E, nestes já largos anos que leva de profissão, nunca achou que o facto de ser mulher fosse sequer uma questão. “Nunca me senti minimamente excluída ou deslocada, sempre fui muito bem tratada e muito bem recebida. Tanto logo no início, quando comecei a trabalhar nas pedreiras, como agora em obra. Nem sequer noto que me avaliem pelo facto de ser mulher.” Ainda assim, admite que tem havido uma evolução. “Quando comecei a trabalhar, ainda havia muito poucas mulheres nesta área, fosse em que função fosse, a mim nunca me disseram nada, mas ainda havia homens que estranhavam o facto de estar uma mulher junto deles. Agora não, já não se sente em constrangimento, há uma mudança de mentalidade.” Mesmo os trabalhadores não se acanham em pedir-lhe ajuda se precisarem. “Ó engenheira, dê aí um jeitinho”, dizem-lhe, volta e meia. Traça até um cenário risonho para o futuro. “Acredito que daqui a uns anos vai ser normal ver uma mulher numa giratória, numa grua ou a manobrar equipamentos mais pesados. Nós é que ainda não nos virámos para aí. Hoje em dia, qualquer setor deixou de ser exclusivo para os homens. As empresas, e as pessoas no geral, já não olham para isso.”

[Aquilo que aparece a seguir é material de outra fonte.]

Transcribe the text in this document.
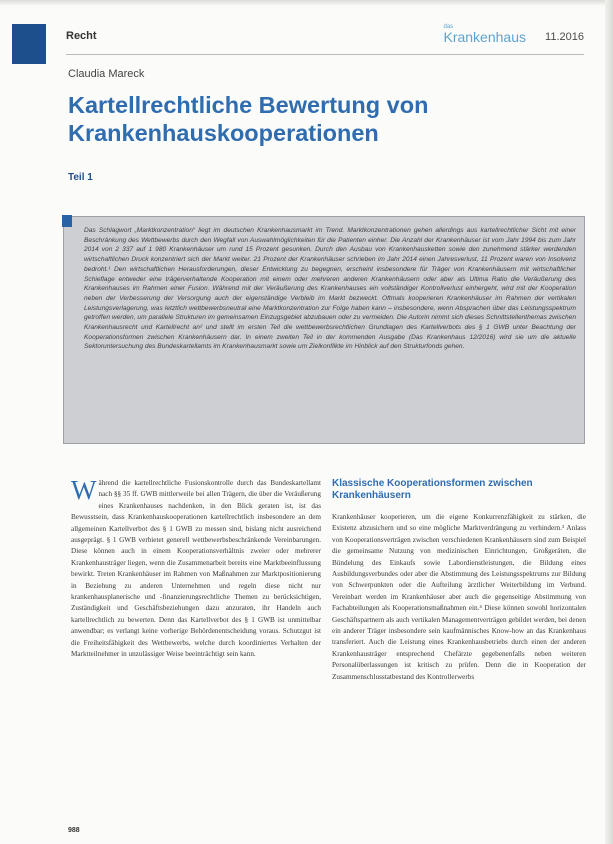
Recht
das
Krankenhaus 11.2016
Claudia Mareck
Kartellrechtliche Bewertung von Krankenhauskooperationen
Teil 1

Das Schlagwort „Marktkonzentration“ liegt im deutschen Krankenhausmarkt im Trend. Marktkonzentrationen gehen allerdings aus kartellrechtlicher Sicht mit einer Beschränkung des Wettbewerbs durch den Wegfall von Auswahlmöglichkeiten für die Patienten einher. Die Anzahl der Krankenhäuser ist vom Jahr 1994 bis zum Jahr 2014 von 2 337 auf 1 980 Krankenhäuser um rund 15 Prozent gesunken. Durch den Ausbau von Krankenhausketten sowie den zunehmend stärker werdenden wirtschaftlichen Druck konzentriert sich der Markt weiter. 21 Prozent der Krankenhäuser schrieben im Jahr 2014 einen Jahresverlust, 11 Prozent waren von Insolvenz bedroht.¹ Den wirtschaftlichen Herausforderungen, dieser Entwicklung zu begegnen, erscheint insbesondere für Träger von Krankenhäusern mit wirtschaftlicher Schieflage entweder eine trägerverhaltende Kooperation mit einem oder mehreren anderen Krankenhäusern oder aber als Ultima Ratio die Veräußerung des Krankenhauses im Rahmen einer Fusion. Während mit der Veräußerung des Krankenhauses ein vollständiger Kontrollverlust einhergeht, wird mit der Kooperation neben der Verbesserung der Versorgung auch der eigenständige Verbleib im Markt bezweckt. Oftmals kooperieren Krankenhäuser im Rahmen der vertikalen Leistungsverlagerung, was letztlich wettbewerbsneutral eine Marktkonzentration zur Folge haben kann – insbesondere, wenn Absprachen über das Leistungsspektrum getroffen werden, um parallele Strukturen im gemeinsamen Einzugsgebiet abzubauen oder zu vermeiden. Die Autorin nimmt sich dieses Schnittstellenthemas zwischen Krankenhausrecht und Kartellrecht an² und stellt im ersten Teil die wettbewerbsrechtlichen Grundlagen des Kartellverbots des § 1 GWB unter Beachtung der Kooperationsformen zwischen Krankenhäusern dar. In einem zweiten Teil in der kommenden Ausgabe (Das Krankenhaus 12/2016) wird sie um die aktuelle Sektoruntersuchung des Bundeskartellamts im Krankenhausmarkt sowie um Zielkonflikte im Hinblick auf den Strukturfonds gehen.

W ährend die kartellrechtliche Fusionskontrolle durch das Bundeskartellamt nach §§ 35 ff. GWB mittlerweile bei allen Trägern, die über die Veräußerung eines Krankenhauses nachdenken, in den Blick geraten ist, ist das Bewusstsein, dass Krankenhauskooperationen kartellrechtlich insbesondere an dem allgemeinen Kartellverbot des § 1 GWB zu messen sind, bislang nicht ausreichend ausgeprägt. § 1 GWB verbietet generell wettbewerbsbeschränkende Vereinbarungen. Diese können auch in einem Kooperationsverhältnis zweier oder mehrerer Krankenhausträger liegen, wenn die Zusammenarbeit bereits eine Marktbeeinflussung bewirkt. Treten Krankenhäuser im Rahmen von Maßnahmen zur Marktpositionierung in Beziehung zu anderen Unternehmen und regeln diese nicht nur krankenhausplanerische und -finanzierungsrechtliche Themen zu berücksichtigen, Zuständigkeit und Geschäftsbeziehungen dazu anzuraten, ihr Handeln auch kartellrechtlich zu bewerten. Denn das Kartellverbot des § 1 GWB ist unmittelbar anwendbar; es verlangt keine vorherige Behördenentscheidung voraus. Schutzgut ist die Freiheitsfähigkeit des Wettbewerbs, welche durch koordiniertes Verhalten der Marktteilnehmer in unzulässiger Weise beeinträchtigt sein kann.

Klassische Kooperationsformen zwischen Krankenhäusern

Krankenhäuser kooperieren, um die eigene Konkurrenzfähigkeit zu stärken, die Existenz abzusichern und so eine mögliche Marktverdrängung zu verhindern.³ Anlass von Kooperationsverträgen zwischen verschiedenen Krankenhäusern sind zum Beispiel die gemeinsame Nutzung von medizinischen Einrichtungen, Großgeräten, die Bündelung des Einkaufs sowie Labordienstleistungen, die Bildung eines Ausbildungsverbundes oder aber die Abstimmung des Leistungsspektrums zur Bildung von Schwerpunkten oder die Aufteilung ärztlicher Weiterbildung im Verbund. Vereinbart werden im Krankenhäuser aber auch die gegenseitige Abstimmung von Fachabteilungen als Kooperationsmaßnahmen ein.⁴ Diese können sowohl horizontalen Geschäftspartnern als auch vertikalen Managementverträgen gebildet werden, bei denen ein anderer Träger insbesondere sein kaufmännisches Know-how an das Krankenhaus transferiert. Auch die Leistung eines Krankenhausbetriebs durch einen der anderen Krankenhausträger entsprechend Chefärzte gegebenenfalls neben weiteren Personalüberlassungen ist kritisch zu prüfen. Denn die in Kooperation der Zusammenschlusstatbestand des Kontrollerwerbs

988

Fátima Messias, da CGTP, não é tão otimista. Ressalvando que o setor da construção não é, em si mesmo, atrativo (“por causa da dureza do trabalho, dos horários, dos salários, da precariedade”, assinala), e que esse continua a ser o maior problema, admite que, em cima disso, há, em relação às mulheres, um certo preconceito, principalmente “por parte de quem contrata”. “Volta e meia chegam-nos testemunhos disso. Ainda se olha para a mulher como se ela só pudesse ter ocupações pré-definidas. Ainda há muito a cultura de que o trabalho pesado é para homens e o trabalho de minúcia, de atenção, de cuidar é para as mulheres. O setor da construção reflete muito isso.” A responsável sindical vai até a exemplos mais concretos. “Se formos a ver, especialmente em contexto de obra, tudo está organizado para os homens. As instalações, a inexistência de casas de banho para homens e para mulheres, o equipamento que é mais adequado para homens, o próprio facto de este ser um setor móvel, que implica passar temporadas fora, acaba por ser mais prejudicial para as mulheres, porque ainda há muito a cultura de serem elas a tratar dos filhos, a irem com eles ao médico, a cuidar de outros familiares. Tem sido uma evolução tão lenta que ainda custa a encontrar mulheres [operárias] neste setor.” Ou como aquela inspiradora máxima que tem guiado Camila Santana, trabalhadora da Ecoconcept, anda ainda longe de ser lema universal. Um dia, talvez.